Савочка составил под новые ворота чемоданы, хотел их внести во двор, да Федор попросил оставить здесь.
Долгую-долгую минуту стоял он у родного дома. Как каждый, кто возвращается после далекой и трудной дороги, он искал здесь свои следы. И грустью наполнилось сердце: заросли эти следы густым бурьяном, затоптали их молодые ноги. Когда мы веселы и счастливы, то забываем отчий дом. Но стоит нам повстречаться с бедой, почувствовать усталость, сбить ноги на дальних дорогах, мы всегда, где бы ни были, куда бы ни ходили, возвращаемся домой.
Во дворе Федора встретили громким гоготаньем гуси. Они летели от хлева к воротам, прямо под ноги. На их крик вышел из хлева отец с рубанком в руках.
— Федя!.. — И рубанок выпал из рук. — Одарка, Одарка, погляди, кто к нам!.. Федя!..
Вышла на порог баба Одарка. Федору она — мачеха. Вытерла фартуком руки, не зная, как ей держаться. Да и сам отец, казалось, растерялся. А может, Федору это показалось. С чего бы отцу перед ним испытывать неловкость? За свои слезы, за свою горькую жизнь, что развеяла по свету еще малолетних его сыновей? Его ли в том вина, что двое из троих почти не знали отцовской хаты?

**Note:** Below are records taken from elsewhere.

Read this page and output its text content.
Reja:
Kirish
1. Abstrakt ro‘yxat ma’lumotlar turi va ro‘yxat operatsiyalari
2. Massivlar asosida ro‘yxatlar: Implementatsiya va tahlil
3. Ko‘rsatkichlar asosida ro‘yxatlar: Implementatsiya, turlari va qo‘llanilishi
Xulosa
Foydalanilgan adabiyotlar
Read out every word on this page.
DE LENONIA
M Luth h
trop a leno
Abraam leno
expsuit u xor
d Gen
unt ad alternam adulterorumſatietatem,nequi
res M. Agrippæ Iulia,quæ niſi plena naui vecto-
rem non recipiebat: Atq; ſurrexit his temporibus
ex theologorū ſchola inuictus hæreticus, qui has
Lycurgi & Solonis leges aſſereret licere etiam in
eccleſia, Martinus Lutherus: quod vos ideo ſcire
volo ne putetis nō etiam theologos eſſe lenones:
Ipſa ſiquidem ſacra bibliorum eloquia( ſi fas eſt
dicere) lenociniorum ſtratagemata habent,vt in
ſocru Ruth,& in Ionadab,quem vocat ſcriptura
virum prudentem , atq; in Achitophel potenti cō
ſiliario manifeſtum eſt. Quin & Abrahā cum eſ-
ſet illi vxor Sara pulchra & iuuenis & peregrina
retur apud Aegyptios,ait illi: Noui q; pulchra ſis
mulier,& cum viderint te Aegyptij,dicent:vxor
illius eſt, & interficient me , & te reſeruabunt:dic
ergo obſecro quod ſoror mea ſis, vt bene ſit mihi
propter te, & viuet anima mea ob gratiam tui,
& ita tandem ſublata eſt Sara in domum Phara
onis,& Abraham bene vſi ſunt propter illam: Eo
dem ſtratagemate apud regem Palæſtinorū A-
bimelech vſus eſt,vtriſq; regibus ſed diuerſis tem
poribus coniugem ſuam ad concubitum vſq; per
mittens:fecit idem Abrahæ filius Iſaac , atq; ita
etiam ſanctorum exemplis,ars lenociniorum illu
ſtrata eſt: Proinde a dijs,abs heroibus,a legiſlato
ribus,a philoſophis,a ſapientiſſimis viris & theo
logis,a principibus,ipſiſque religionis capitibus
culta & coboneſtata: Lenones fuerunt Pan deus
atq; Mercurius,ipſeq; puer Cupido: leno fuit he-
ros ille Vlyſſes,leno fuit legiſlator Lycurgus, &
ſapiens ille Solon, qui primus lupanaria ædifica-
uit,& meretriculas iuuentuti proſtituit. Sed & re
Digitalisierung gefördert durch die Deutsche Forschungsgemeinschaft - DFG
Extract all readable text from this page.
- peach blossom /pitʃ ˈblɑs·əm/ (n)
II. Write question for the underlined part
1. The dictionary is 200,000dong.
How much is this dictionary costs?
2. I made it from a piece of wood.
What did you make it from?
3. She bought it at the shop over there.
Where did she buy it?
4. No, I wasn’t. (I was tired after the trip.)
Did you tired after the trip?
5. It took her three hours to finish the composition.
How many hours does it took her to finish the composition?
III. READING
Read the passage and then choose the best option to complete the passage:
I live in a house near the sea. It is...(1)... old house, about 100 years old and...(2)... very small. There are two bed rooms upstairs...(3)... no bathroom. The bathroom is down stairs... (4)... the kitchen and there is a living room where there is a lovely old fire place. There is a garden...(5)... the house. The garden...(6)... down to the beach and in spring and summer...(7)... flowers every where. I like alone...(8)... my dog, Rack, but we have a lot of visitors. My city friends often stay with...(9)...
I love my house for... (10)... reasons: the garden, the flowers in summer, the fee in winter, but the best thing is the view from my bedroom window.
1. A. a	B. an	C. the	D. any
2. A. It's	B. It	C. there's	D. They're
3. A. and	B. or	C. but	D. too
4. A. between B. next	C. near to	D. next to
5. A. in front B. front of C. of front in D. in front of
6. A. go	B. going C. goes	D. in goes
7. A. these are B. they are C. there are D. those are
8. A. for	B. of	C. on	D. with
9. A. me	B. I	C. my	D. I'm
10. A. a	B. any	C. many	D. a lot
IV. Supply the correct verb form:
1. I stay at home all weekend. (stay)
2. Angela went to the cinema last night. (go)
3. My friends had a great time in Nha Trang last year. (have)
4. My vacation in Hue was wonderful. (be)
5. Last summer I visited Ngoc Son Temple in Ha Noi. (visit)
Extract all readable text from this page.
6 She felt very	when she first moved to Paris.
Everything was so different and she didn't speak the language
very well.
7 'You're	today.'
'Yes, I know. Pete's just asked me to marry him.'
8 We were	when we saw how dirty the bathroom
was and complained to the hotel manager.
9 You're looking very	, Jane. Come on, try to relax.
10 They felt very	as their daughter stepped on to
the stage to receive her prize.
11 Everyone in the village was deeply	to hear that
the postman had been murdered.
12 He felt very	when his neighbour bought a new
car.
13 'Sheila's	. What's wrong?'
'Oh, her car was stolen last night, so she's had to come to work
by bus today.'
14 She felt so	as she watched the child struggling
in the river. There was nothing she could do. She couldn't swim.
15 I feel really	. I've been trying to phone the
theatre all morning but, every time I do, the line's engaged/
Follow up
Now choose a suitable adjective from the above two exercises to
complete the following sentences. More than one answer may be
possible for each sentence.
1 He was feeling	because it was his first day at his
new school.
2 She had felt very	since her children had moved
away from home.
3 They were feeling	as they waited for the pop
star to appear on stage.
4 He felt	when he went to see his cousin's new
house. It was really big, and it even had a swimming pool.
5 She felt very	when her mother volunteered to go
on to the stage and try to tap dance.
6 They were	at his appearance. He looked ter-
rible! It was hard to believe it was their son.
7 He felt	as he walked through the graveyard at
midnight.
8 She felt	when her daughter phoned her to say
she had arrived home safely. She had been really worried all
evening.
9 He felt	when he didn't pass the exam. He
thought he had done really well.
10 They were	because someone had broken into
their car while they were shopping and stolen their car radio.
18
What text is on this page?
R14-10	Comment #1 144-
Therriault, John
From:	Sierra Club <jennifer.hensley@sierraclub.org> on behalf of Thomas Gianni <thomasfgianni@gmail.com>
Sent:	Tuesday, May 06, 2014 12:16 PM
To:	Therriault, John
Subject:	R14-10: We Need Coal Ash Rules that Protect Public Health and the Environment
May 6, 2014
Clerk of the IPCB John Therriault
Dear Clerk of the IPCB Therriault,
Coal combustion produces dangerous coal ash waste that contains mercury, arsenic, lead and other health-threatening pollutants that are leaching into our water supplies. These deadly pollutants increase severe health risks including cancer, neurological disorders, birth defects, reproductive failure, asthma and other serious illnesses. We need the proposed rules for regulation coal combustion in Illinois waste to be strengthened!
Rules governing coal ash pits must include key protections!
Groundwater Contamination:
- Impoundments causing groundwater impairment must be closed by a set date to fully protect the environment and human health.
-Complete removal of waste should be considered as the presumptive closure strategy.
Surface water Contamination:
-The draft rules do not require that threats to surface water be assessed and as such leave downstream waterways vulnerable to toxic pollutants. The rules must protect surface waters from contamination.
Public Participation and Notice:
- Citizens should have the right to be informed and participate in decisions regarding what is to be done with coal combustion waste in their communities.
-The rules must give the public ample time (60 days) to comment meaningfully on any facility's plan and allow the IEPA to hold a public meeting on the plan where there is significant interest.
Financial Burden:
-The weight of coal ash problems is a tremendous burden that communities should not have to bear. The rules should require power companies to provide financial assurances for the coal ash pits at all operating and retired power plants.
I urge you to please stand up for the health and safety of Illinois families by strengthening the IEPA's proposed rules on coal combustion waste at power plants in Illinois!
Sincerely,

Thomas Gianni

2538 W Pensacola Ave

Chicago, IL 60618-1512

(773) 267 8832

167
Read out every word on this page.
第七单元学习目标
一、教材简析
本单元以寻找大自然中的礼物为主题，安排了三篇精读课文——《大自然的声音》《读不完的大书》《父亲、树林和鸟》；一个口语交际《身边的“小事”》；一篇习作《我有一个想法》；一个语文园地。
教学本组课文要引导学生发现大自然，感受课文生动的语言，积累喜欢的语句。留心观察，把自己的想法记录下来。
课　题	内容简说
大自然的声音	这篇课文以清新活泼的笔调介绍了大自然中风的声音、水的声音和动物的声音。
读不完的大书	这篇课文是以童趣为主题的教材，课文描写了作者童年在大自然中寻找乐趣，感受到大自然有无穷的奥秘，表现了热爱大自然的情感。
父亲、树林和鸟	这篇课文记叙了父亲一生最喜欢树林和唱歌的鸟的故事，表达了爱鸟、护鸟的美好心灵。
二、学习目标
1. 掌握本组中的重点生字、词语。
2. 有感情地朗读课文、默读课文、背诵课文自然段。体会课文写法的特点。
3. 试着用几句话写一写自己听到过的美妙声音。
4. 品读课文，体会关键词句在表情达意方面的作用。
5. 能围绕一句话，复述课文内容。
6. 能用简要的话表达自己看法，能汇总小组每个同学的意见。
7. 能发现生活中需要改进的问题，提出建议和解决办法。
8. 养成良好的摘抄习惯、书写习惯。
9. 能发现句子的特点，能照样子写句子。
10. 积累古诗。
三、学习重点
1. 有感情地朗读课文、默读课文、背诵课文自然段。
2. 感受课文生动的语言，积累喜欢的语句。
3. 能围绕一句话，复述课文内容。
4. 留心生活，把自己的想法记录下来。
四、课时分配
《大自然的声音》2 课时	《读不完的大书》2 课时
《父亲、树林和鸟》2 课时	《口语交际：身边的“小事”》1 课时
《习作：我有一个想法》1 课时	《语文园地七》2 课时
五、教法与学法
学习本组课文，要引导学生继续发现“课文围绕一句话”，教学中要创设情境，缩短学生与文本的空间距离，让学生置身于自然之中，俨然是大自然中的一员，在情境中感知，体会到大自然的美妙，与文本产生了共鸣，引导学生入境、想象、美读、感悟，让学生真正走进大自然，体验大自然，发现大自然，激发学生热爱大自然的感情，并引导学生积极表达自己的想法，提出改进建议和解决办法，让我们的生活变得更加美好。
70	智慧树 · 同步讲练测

— Одарка, беги разбуди Василя...
— Не надо... — Федор не знал, как ему называть свою мачеху... — Одарка Юхимовна, пускай Василь спит. А вы, тату, внесите в хату чемоданы.
Но из хаты Василя уже послышался какой-то шум. Звякнула задвижка, и на пороге появился Василь. В белой нижней сорочке, заправленной в галифе, в тапочках на босу ногу. Правый рукав свисал от плеча.
Брат сошел с крыльца, перешагнул низенький плетень, отделявший его усадьбу от отцовой.
— Здоров, здоров, поломанный Кущ![1] — протянул он цепкую жилистую руку, — никогда не скажешь, что бухгалтер.
И Федор вспомнил: вот так здоровался с ним Василь в сорок пятом году. Федор крепко сжал руку брата, словно в тиски взял. Когда они разжали пальцы, Василь подул на руку, весело сказал:
— Ого, крепкий!.. Я вижу, и тебя бурелом покрутил. Да не скрутить ему Кущей. Корни глубоко в землю идут!
«Счастливые Кущи», — говорили тогда в селе. Да, они были счастливы. Все три сына вышли живыми из огневого смерча. Они принесли с войны одиннадцать орденов, пятнадцать медалей, две пули и три осколка. Ордена и медали весело позвякивали на груди, когда они дружно садились к столу. Федор тогда погостил дома полтора месяца и, вытоптав прощальной «Метелицей» траву перед отцовским порогом, проложил свою тропу на Воcток. Там, в уютной комнате, окна которой глядели на холодную сибирскую реку, стоял его конструкторский стол. Тропа старшего брата, Никодима, тоже вела прочь от отцовского порога, на завод в Запорожье, где он работал и до войны. В ветхом жилище отца остался один Василь.